Inspired by his childhood, Carlos Rolón/Dzine alludes to the ornate aesthetic style favoured by the American middle-class at the time. Walls and furniture were embellished with exotic colours, textures, and patterns in an effort to create a distinct identity. Mirrors were aplenty in his family’s houses, adding a sense of an extended area in tiny spaces shared by many, even lending them an aesthetic of grandeur that referenced upper-class culture. Raised in this environment, Rolón incorporates custom culture, faux luxury, and excessiveness into his work today as an homage to his personal history.
Indonesian artist Gatot Pujiarto “stitches” his stories together, taking elements from his everyday experiences and surrounding occurrences. Pujiarto embeds them into his works through the perspective, techniques, and language of expression that he normally uses. As early as 2008, Pujiarto started using fabric/textiles in his works to tell his stories. The fabrics are patched on, cut, pasted on, braided, or torn. They are used to create forms with stitches, highlight, or act as outlines of forms.
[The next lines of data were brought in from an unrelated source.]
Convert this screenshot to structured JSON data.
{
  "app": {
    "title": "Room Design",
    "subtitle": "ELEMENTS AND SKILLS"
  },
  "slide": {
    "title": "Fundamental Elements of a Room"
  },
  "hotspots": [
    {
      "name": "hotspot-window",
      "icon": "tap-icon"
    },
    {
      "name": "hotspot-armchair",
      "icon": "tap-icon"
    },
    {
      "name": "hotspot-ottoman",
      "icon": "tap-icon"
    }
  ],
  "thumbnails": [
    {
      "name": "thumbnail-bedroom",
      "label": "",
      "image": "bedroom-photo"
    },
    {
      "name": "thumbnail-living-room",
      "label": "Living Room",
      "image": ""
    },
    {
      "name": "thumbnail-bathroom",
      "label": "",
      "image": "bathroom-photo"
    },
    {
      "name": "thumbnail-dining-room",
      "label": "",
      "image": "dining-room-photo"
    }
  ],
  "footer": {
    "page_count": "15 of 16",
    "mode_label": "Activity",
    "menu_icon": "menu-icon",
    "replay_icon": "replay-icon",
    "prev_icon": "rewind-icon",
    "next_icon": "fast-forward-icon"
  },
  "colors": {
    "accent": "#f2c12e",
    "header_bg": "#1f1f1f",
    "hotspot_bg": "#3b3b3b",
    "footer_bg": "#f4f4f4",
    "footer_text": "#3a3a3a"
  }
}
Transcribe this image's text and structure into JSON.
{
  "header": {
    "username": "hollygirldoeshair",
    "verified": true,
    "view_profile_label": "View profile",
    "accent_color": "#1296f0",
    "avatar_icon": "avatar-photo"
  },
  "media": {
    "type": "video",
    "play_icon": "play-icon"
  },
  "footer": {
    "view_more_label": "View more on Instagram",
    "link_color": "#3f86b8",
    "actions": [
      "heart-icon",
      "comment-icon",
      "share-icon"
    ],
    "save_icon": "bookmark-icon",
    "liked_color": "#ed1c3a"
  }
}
Korean mulberry paper is at the centre of Chun Kwang Young’s artistic practice, deeply imbuing his works with a Korean sensibility by lending its potency for metaphorical associations. Delicately translucent, yet strong and durable, mulberry paper was used for a variety of purposes in Korean households, including packaging herbal medicine in triangular bundles. It is no coincidence that the wrapped triangles of Chun’s Aggregation works are visually similar to their spiritual ancestors, as the artist investigates ideas of healing in his exploration of the socio-cultural issues particular to his country and universal conditions of human trauma and suffering.
The exhibition will also feature a sculpture by British-Nigerian artist Yinka Shonibare MBE, clothed in his trademark material—brightly coloured African batik fabric he purchases at Brixton market in London. The fabric was inspired by Indonesian design, mass-produced by the Dutch, and eventually sold to the colonies in West Africa where it became a new sign of African identity and independence in the 1960s. As with Chun Kwang Young’s works, the artists’ chosen materials afford their works an authentically deep connection to the artists’ cultural background.